Na Igreja, a catolicidade é aquela de Cristo: é o transformar em ato a
natureza de Cristo que está em condição de reunir no mesmo instante o homem
com o homem e o homem com Deus. Em outras palavras, a Igreja, por força de
sua catolicidade, é contrária a qualquer tipo de discriminação, de divisão,
de isolamento, e também é contrária a tudo aquilo que provoca divisão,
qualquer que seja sua origem, interna ou externa ao homem. Cristo não se
limita a reunir as diversas raças numa única mente e numa única fé, mas as
reúne também numa só carne, no verdadeiro sentido da palavra, o que implica
intimidade, compreensão e amor. A Igreja, com o batismo e a eucaristia, é o
corpo místico de Cristo, o ponto de encontro de todo o gênero humano, o
único lugar de encontro de todos os povos, nações, raças, línguas e cores,
capaz de dissolver barreiras e desacordos. Neste modo, todos se transformam
em um único, grande, puro Corpo, um espírito íntimo e amante, um só homem
reconciliado, cuja cabeça é Cristo: este ser unificado é dotado de todos os
carismas e talentos próprios de cada raça, língua e povo, mas está isento de
qualquer divisão, disputa ou discriminação; é exatamente aquilo que se
entende por “catolicidade” da Igreja.
Há uma razão extremamente simples pela qual a Igreja ainda não atingiu a
própria catolicidade, ou melhor, pela qual não vive daquela natureza
católica que deveria constituir a essência de sua vida em Cristo, a
demonstração de seu poder, o segredo de sua totalidade e de sua divina
integridade: esta razão é que a Igreja ainda não conseguiu imaginar os
conceitos divinos como puros e acima da lógica e da razão humana.

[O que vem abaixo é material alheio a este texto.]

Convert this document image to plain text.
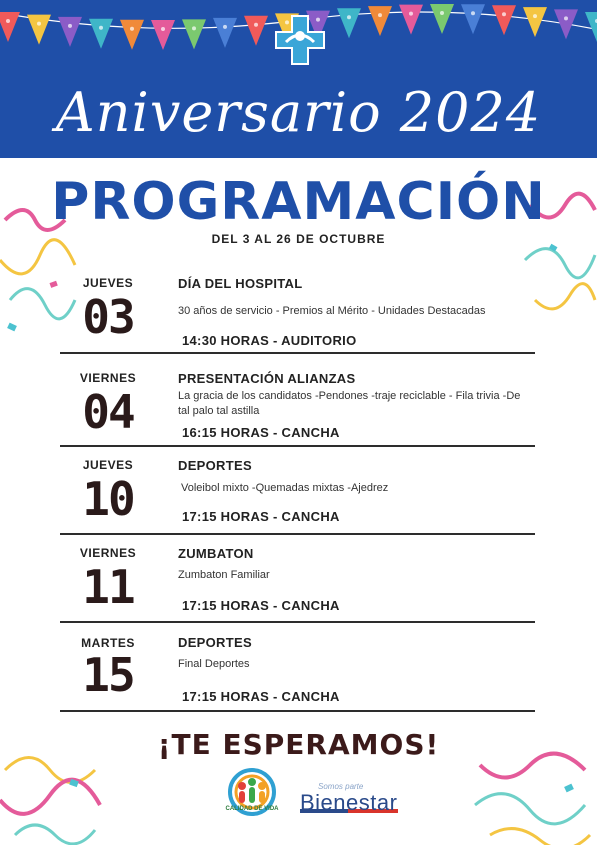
Aniversario 2024
PROGRAMACIÓN
DEL 3 AL 26 DE OCTUBRE
JUEVES
03
DÍA DEL HOSPITAL
30 años de servicio - Premios al Mérito - Unidades Destacadas
14:30 HORAS - AUDITORIO
VIERNES
04
PRESENTACIÓN ALIANZAS
La gracia de los candidatos -Pendones -traje reciclable - Fila trivia -De tal palo tal astilla
16:15 HORAS - CANCHA
JUEVES
10
DEPORTES
Voleibol mixto -Quemadas mixtas -Ajedrez
17:15 HORAS - CANCHA
VIERNES
11
ZUMBATON
Zumbaton Familiar
17:15 HORAS - CANCHA
MARTES
15
DEPORTES
Final Deportes
17:15 HORAS - CANCHA
¡TE ESPERAMOS!
CALIDAD DE VIDA
Somos parte
Bienestar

Em outras
palavras, seus conceitos ainda estão ligados a interpretações articuladas e
filosóficas que impedem a visão serena da natureza católica de Cristo que
tem um poder admirável de reconciliação total e de unificação dos diversos
carismas que ultrapassa não somente as idéias, princípios e dogmas, mas
também a própria capacidade intrínseca de qualquer outra natureza. Este
poder único tem como fundamento o perdão, a purificação, a justificação e a
santificação de cada ser humano através do sangue de Cristo, que está em
condições de tirar os pecados de todo o mundo. É como se a Igreja não
tivesse ainda descoberto a amplitude do poder do sangue de Cristo, a
potencialidade ativa de sua carne e a profundidade de seu amor e de sua
justiça.
É óbvio que todos os termos teológicos de per si não estão isentos de
defeitos. Estes estão na interpretação e na compreensão dos termos: o humano
aproximou-se do divino - isto é, da simples e transparente natureza de Deus
- com a mente e o pensamento de Adão e não de Cristo. Por isso o desacordo é
a conseqüência imediata e inevitável da natureza cismática de Adão. O cisma
não está na natureza de Cristo, nem faz parte de sua natureza católica, mas
veio como resultado do cisma essencialmente radicado na natureza do ser
humano, uma natureza marcada pelo pecado e tornada plena de ódio, suspeita,
mal entendido, vaidade e discórdia. A culpa do cisma na Igreja não está na
natureza da Igreja, mas na natureza da capacidade do homem de conceber e
compreender a natureza de Cristo e da Igreja.
Assim, podemos concluir que todo o cisma no conceber a natureza de Cristo e
da igreja assinala que nós nos aproximamos do divino de maneira humana, com
nossa mente decaída, com uma aproximação não divina. Todo cisma acontecido
na igreja indica que o homem começou a enfrentar argumentos eclesiais com
uma mentalidade etnocêntrica e racial (que dispersa) e não de modo eclesial
e católico (que une).
Somente para o homem novo, Cristo permanecerá indivisível, incontestável e
sem variações; somente para o homem que possui o pensamento de Cristo a
igreja permanecerá una, única, católica para todos os povos, ortodoxa em
toda a doutrina, e livre de qualquer divisão sectária; será assim somente
para o homem novo que aceitou no profundo do coração a natureza de Cristo.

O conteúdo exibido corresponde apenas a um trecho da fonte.